A few months ago, we welcomed Su-Yoon Ko to our campus virtually to host a community presentation on decluttering and bereavement organizing. Su-Yoon is a professional organizer and passionate about supporting clients in the physical and emotional process of looking at their things and determining what to keep.
Her calm, kind approach is both supportive and reassuring during what we all know can be a very difficult process. After her presentation, we asked Su-Yoon for a few good tips that someone trying to embark on a decluttering/organizing journey could hold close as they begin the process. Here are her words of wisdom...
Decluttering. Where to Start?
by: Su-Yoon Ko, Decluttering Key
Decluttering is more than just about dealing with the physical stuff, it’s emotional, mental, and spiritual as well, not to mention if there’s the added layer of grief when you’re seeing to someone’s belongings who has died. There’s no rule that you have to keep anything at all, or that you have to let anything go- it’s about finding what works best for you. Here are a few tips.
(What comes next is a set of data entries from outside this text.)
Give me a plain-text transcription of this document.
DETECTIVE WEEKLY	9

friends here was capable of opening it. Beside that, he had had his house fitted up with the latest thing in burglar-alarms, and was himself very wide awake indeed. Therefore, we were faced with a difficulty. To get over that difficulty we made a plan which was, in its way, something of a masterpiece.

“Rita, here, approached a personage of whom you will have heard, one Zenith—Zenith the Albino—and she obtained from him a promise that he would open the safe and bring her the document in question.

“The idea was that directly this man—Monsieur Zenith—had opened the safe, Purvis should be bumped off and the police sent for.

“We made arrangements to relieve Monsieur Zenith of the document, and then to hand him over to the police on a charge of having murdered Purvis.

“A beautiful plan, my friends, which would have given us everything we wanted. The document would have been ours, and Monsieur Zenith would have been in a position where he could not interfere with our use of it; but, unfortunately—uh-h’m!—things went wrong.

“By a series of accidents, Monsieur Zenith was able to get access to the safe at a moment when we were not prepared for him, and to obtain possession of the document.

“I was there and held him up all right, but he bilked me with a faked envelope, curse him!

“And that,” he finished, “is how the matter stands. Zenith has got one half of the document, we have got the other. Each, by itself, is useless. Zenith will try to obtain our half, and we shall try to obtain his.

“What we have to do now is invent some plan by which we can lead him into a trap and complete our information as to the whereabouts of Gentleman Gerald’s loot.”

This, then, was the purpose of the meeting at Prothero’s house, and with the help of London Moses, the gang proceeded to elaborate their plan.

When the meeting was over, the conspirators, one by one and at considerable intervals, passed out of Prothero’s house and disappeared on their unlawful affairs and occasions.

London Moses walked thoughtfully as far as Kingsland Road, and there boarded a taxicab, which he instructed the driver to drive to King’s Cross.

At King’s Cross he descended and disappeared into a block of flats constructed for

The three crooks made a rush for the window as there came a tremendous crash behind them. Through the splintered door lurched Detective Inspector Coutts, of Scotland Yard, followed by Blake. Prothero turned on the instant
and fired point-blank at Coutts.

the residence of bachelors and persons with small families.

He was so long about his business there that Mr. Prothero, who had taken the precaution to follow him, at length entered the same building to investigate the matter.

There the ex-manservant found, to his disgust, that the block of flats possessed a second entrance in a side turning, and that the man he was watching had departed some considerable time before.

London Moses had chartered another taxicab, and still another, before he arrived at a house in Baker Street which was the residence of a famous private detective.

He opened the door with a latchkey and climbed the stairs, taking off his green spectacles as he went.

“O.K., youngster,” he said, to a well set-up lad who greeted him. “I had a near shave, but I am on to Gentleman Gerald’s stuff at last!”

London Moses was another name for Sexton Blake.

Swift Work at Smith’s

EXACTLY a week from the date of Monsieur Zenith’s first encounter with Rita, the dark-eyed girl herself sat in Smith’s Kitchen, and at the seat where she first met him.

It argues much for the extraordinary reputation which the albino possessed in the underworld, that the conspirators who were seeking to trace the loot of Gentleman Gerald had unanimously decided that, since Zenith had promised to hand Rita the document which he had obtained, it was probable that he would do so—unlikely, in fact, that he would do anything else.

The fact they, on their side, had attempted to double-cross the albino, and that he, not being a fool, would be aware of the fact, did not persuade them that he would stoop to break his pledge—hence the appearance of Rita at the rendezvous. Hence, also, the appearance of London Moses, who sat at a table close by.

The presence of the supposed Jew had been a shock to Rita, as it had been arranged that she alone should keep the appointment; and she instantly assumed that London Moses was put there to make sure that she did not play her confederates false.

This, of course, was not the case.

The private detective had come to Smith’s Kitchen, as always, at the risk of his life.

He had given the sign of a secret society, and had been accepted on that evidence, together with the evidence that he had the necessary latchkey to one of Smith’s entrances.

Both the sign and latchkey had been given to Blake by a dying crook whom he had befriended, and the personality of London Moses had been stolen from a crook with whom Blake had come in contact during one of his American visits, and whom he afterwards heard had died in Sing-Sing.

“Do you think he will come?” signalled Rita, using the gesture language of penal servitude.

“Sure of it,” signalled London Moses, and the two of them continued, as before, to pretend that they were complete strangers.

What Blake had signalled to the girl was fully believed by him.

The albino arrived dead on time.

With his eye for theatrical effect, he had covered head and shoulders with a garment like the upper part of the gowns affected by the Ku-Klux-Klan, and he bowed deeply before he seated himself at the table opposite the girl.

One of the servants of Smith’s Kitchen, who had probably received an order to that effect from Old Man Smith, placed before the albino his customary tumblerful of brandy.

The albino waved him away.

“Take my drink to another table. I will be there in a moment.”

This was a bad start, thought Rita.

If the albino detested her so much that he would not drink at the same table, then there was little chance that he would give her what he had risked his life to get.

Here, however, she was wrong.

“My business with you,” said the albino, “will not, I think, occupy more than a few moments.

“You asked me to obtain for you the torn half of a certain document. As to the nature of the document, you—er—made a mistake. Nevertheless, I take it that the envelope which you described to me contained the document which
One way to start, before you even touch anything, is to journal. Spend some time thinking about the person you lost and free write, without judgement. What words or phrases would you use to describe them and your relationship with each other? What memories come up? Are there certain things that make you think of that person when you see them? Are these energetically uplifting for you? Relationships are complicated, and it’s not that we’re trying to deny anyone’s complexities, but it also doesn’t serve anyone to keep things that have a negative memory attached. If you start with an idea of what items help define that person to you, perhaps it’ll make it easier to let go of the items that don’t have that same energy of memory for you.
Set the boundaries
Taking your unique situation into consideration, what do you truly have space for? If you have a boundary set in place before you get into the actual physical items, it might be easier to make decisions. What feels right to you: keep whatever fits in this closet? On this shelf? Or in this box? There’s no right or wrong, just what’s right or wrong for you. Setting boundaries will help give you clarity as you move through items. Will there be exceptions? Certainly; being flexible enough to consider those on a case by case basis can bring some peace.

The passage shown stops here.